April is a
difficult month. Three dates mark milestones of time but not of the journey it
took to get there... Our wedding anniversary, three days later the anniversary
of his death and a week after, the funeral…today, six years ago.
While
cleaning out a shelf a few weeks ago, I encountered all the mementoes of Shekhar’s
funeral…the albums, the e-mails, feelings trapped in words on pages, a DVD,
photographs of flower arrangements with heartfelt messages…I felt like someone
had put a hand in my chest and wrenched my heart. In a daze upon my move I had
tucked this motley elegy to a man into a corner. I don’t remember putting them
there or even recall ever having been through them before.
In
that moment, I found myself back on the floor of the crematorium, refusing to
leave because I could smell him burning…the smell…the smell…layered on fragrant
blossoms of a manicured garden in full bloom on a sunny day as Nazi smoke rose
from the chimney. What I still cannot understand is how I could be in two
places at once…there and here at the same time. There is innate tyranny in
resilience…I fell, I broke, it pulled and beckoned…and I rose yet again. The
only silver line, it took less time than before.
When
people visited during the week before the funeral, I was surprised to find
several copies of the Bhagvad Gita left behind. Being a Sikh, I didn’t
understand the significance of the gesture but I was drawn to anything that
would help me understand what had happened. So I tried to read one of the many
copies…it was too dense for me to absorb in my addled state and I gave up until
I found a version that better aligned to my sensibility…Eknath Easwaran’s simple translation with its
elegant and eloquent synopsis was a revelation but I took umbrage to Krishna’s
advice to let go of attachment…how does one do that in a physical world? How
can you not be attached to loved ones, to the means of living, the tangible and
intangible ways in which you exist? I have reread the book several times since
and dip into it every now and then when I feel the need for spiritual succour…it’s
only now that I have understood what he meant. I have said the words, told
others but the dots only connected when I realized in a moment of insight, the
detachment is not from life or the business of living…it is from the outcome…of
thought, word and deed. It is very simple when you come to think of it…my
grieving for Shekhar cannot possibly have an outcome…time will continue to pass
and he will forever remain embedded in me like a shell in a rock, the edges
wearing off until he is fossilized into my essence. If I let go of my
attachment to my grief, I liberate not only my conscious self but also my soul…I
live not just exist. I become present.
Assimilating
the polarity of spirituality and science is the only way I can consolidate any
insight. Going back to the disputed Kübler-Ross Model of the five emotional stages of
grief – denial, anger, bargaining, depression and acceptance with my newfound
wisdom I found it missing a final step…release. When you accept, you still
cling to a residual grief…yes, it has happened, and no, there is nothing I can
do about it…now what? Release…let go…
It
is not easy. It is six years and I still struggle with being in two places at
one time. But carrying grief is exhausting. It is a heavy burden. It weighs you
down. It sucks joy and oxygen and leaves no room for living…for being here,
now.
Have
I grieved enough? I honestly don’t know. Will this ghost revisit me? Most
likely. A sudden gesture by one of the boys, a trace of an aftershave, a turn
of a phrase, a scribbled note…anything could trigger an onslaught. Am I
prepared? No. But I am tired. So for now, the only thing I can do is put my
burden of grief down and rest a bit…detach and release…until next April…and who
knows what might happen…
***
No
truth can cure the sorrow we feel from losing a loved one. No truth, no
sincerity, no strength, no kindness can cure that sorrow. All we can do is see
it through to the end and learn something from it, but what we learn will be no
help in facing the next sorrow that comes to us without warning.
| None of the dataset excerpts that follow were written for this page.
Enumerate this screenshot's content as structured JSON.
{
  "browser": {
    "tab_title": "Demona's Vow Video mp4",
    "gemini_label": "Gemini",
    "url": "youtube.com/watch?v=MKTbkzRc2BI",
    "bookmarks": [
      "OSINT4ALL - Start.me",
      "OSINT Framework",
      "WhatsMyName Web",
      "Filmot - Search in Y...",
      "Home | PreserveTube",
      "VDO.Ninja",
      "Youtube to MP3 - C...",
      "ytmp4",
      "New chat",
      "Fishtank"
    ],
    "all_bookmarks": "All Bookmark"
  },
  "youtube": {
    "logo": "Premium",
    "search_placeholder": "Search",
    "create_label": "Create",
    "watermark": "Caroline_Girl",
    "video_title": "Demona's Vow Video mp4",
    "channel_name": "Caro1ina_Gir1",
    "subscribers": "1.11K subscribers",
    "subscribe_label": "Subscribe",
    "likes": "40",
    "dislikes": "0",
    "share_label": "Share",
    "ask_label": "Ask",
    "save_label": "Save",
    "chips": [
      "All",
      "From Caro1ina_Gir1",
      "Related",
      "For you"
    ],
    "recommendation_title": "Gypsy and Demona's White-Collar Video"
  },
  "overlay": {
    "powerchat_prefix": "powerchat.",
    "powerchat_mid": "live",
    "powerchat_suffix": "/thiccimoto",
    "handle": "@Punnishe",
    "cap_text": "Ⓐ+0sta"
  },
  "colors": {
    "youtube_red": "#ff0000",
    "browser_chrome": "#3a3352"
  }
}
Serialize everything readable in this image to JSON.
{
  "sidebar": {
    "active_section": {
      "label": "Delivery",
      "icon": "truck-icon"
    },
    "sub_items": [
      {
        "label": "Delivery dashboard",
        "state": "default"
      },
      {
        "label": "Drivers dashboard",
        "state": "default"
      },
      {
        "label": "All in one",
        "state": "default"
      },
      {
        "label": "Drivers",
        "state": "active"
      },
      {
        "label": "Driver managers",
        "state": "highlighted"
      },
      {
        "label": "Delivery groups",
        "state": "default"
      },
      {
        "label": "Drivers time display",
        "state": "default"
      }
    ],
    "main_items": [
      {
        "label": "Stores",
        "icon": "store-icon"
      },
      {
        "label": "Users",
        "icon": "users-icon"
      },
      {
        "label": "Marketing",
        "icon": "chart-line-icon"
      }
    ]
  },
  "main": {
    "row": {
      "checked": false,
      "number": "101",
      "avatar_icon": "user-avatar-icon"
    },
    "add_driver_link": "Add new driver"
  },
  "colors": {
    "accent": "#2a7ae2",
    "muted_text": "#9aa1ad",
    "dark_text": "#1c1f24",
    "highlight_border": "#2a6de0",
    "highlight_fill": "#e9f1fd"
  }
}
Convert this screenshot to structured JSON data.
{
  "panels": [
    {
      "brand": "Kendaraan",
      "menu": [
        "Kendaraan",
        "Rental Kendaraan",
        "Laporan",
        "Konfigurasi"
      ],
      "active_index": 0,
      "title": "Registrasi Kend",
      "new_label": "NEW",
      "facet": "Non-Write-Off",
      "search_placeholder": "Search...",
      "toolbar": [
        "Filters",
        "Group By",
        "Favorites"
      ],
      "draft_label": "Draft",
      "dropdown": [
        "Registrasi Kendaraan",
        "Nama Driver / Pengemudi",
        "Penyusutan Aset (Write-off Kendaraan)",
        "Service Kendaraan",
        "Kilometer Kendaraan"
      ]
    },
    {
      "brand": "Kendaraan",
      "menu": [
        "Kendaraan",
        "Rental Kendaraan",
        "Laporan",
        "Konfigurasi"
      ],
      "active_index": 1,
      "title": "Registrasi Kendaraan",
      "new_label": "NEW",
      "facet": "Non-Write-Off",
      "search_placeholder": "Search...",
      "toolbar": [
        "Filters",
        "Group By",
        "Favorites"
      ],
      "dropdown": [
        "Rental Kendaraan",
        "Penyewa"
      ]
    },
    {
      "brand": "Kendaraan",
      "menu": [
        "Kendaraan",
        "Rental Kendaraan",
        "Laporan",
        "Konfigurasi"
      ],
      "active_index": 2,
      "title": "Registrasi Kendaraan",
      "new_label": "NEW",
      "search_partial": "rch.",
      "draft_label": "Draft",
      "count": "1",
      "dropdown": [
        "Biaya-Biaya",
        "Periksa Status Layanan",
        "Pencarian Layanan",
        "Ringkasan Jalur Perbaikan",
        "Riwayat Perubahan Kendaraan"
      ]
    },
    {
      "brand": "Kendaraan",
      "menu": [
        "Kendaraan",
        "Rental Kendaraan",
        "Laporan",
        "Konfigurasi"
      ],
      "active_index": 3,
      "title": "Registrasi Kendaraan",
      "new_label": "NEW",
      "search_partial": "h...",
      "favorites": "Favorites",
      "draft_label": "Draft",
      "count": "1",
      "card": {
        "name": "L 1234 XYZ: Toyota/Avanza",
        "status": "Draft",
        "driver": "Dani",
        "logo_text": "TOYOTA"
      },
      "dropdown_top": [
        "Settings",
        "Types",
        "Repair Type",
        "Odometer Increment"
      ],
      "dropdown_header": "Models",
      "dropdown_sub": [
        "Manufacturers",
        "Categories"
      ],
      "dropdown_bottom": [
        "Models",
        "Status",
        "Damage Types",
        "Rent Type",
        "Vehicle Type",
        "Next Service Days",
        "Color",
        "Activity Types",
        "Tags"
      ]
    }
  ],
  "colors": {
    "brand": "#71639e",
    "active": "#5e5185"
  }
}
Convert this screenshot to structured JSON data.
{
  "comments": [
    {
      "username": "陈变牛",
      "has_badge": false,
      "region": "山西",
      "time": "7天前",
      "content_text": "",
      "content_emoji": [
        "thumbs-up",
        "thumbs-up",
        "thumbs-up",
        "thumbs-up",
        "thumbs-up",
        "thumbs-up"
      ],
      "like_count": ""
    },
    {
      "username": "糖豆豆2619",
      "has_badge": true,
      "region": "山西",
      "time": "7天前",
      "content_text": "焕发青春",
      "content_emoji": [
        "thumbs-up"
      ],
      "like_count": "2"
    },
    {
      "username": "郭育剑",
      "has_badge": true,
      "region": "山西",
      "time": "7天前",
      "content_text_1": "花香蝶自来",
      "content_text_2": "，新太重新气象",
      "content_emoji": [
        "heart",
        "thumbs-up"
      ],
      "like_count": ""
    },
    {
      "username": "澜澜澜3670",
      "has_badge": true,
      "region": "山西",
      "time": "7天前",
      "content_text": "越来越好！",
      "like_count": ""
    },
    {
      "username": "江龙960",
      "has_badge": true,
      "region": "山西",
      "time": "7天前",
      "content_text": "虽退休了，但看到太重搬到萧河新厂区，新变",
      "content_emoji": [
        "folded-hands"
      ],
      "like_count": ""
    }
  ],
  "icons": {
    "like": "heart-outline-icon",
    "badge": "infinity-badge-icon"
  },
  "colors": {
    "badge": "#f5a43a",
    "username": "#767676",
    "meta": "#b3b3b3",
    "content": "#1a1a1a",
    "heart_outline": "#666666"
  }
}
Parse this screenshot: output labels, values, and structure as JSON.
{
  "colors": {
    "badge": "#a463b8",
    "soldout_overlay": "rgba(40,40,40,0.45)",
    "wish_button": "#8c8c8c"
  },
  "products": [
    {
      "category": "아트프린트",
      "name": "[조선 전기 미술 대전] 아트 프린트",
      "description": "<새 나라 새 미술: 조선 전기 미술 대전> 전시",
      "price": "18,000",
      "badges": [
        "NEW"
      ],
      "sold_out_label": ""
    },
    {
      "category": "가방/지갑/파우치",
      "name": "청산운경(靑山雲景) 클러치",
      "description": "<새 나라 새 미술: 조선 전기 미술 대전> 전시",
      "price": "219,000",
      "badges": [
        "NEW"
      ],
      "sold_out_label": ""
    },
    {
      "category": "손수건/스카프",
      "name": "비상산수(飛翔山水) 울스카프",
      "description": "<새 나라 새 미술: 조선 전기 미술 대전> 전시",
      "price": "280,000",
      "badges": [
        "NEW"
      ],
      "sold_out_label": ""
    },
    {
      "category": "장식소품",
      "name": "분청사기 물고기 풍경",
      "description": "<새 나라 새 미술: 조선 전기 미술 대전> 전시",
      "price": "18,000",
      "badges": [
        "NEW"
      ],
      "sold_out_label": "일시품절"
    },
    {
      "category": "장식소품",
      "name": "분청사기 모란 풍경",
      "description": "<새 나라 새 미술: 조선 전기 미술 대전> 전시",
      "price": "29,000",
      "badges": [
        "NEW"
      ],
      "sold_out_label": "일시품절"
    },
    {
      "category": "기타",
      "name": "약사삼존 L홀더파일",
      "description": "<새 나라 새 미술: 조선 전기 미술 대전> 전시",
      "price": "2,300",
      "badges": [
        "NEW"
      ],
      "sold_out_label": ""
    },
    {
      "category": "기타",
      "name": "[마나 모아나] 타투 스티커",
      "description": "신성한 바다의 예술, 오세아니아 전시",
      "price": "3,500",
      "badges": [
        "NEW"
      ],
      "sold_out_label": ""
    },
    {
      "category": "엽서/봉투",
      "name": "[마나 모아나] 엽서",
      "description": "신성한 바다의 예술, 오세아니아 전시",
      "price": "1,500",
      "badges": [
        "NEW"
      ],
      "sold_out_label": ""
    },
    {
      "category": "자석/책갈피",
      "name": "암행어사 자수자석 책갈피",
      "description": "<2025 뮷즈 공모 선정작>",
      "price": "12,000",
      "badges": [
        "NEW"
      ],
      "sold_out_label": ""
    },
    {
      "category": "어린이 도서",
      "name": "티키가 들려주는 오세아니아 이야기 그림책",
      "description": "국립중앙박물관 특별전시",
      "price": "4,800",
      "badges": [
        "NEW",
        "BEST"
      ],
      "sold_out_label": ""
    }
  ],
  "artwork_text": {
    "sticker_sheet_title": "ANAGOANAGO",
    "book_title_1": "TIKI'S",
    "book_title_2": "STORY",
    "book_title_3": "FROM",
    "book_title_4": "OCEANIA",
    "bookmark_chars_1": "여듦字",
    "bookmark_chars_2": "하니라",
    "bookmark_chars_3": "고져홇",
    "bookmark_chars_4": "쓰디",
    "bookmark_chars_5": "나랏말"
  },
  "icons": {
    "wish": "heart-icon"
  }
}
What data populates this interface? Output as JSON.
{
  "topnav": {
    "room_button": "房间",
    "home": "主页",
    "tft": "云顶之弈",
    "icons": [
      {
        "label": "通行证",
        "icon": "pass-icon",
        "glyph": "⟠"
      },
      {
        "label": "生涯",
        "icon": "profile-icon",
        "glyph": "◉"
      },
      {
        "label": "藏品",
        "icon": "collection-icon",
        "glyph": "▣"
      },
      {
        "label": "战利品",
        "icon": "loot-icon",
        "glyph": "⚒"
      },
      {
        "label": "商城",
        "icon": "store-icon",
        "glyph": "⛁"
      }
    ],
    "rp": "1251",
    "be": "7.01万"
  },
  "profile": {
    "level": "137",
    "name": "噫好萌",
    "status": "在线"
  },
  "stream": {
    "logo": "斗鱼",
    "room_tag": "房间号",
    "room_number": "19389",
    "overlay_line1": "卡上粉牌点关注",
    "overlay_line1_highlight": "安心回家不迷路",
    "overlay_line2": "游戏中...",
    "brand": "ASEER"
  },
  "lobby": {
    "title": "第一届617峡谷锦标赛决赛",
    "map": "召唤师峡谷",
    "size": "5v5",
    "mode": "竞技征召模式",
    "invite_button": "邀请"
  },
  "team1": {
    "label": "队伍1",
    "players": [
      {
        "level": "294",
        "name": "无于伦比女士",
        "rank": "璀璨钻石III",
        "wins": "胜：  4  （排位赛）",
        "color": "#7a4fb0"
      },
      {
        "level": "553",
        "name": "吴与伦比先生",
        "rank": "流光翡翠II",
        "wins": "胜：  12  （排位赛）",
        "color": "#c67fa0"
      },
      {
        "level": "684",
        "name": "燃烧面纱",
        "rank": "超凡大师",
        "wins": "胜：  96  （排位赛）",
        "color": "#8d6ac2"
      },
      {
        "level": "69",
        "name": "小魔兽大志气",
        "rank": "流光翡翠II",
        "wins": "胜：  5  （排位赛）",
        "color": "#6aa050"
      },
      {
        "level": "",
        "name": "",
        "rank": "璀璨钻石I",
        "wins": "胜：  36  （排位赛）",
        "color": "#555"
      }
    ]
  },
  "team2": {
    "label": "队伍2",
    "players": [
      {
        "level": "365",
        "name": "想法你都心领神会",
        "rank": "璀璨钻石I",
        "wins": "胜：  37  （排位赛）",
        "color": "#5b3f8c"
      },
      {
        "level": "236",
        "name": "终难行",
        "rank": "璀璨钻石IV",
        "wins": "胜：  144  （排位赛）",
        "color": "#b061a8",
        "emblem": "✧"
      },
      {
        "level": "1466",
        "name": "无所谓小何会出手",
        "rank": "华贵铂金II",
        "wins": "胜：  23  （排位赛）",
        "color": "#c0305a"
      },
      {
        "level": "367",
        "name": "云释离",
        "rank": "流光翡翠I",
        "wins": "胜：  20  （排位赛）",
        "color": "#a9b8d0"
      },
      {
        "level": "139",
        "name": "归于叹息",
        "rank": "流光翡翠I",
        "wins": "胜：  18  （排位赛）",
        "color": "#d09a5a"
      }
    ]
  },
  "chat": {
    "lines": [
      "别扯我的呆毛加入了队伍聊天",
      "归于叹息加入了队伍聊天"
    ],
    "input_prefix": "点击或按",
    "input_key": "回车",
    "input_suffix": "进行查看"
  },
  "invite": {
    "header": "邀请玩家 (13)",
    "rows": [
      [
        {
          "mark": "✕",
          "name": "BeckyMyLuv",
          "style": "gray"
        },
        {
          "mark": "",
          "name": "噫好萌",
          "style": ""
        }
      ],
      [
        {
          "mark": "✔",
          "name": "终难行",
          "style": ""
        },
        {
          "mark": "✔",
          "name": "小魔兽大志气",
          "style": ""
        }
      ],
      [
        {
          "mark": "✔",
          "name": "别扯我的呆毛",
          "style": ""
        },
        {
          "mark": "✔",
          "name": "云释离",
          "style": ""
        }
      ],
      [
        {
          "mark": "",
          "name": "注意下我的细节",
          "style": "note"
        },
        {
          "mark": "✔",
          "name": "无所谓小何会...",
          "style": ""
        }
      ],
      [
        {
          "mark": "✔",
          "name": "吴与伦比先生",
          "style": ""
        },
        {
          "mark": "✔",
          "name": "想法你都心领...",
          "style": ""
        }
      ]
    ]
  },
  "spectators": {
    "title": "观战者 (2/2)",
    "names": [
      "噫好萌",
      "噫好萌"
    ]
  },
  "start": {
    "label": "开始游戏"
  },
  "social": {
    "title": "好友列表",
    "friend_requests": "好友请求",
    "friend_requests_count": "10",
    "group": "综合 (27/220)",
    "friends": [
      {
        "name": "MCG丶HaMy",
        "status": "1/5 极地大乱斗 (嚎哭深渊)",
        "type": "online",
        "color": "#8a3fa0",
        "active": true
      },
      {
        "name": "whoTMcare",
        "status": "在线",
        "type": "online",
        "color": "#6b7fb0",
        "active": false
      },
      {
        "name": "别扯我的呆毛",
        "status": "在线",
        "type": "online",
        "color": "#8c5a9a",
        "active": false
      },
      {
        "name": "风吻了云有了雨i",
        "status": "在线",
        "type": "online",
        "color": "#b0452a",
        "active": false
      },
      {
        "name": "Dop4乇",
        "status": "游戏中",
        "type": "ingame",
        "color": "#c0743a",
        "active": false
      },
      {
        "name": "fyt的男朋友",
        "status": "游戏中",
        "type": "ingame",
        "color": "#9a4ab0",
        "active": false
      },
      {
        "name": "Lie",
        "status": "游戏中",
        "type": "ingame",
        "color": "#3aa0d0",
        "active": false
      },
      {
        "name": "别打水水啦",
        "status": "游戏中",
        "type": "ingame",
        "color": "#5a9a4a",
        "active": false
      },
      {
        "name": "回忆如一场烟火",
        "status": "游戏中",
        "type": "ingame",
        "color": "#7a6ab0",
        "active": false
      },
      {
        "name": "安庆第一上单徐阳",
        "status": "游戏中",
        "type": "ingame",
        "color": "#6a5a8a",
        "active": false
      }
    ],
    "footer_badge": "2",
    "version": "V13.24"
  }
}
Haruki Murakami, Norwegian Wood
Haruki Murakami, Norwegian Wood
*
Sorrow
prepares you for joy. It violently sweeps everything out of your house, so that
new joy can find space to enter. It shakes the yellow leaves from the bough of
your heart, so that fresh, green leaves can grow in their place. It pulls up
the rotten roots, so that new roots hidden beneath have room to grow. Whatever
sorrow shakes from your heart, far better things will take their place.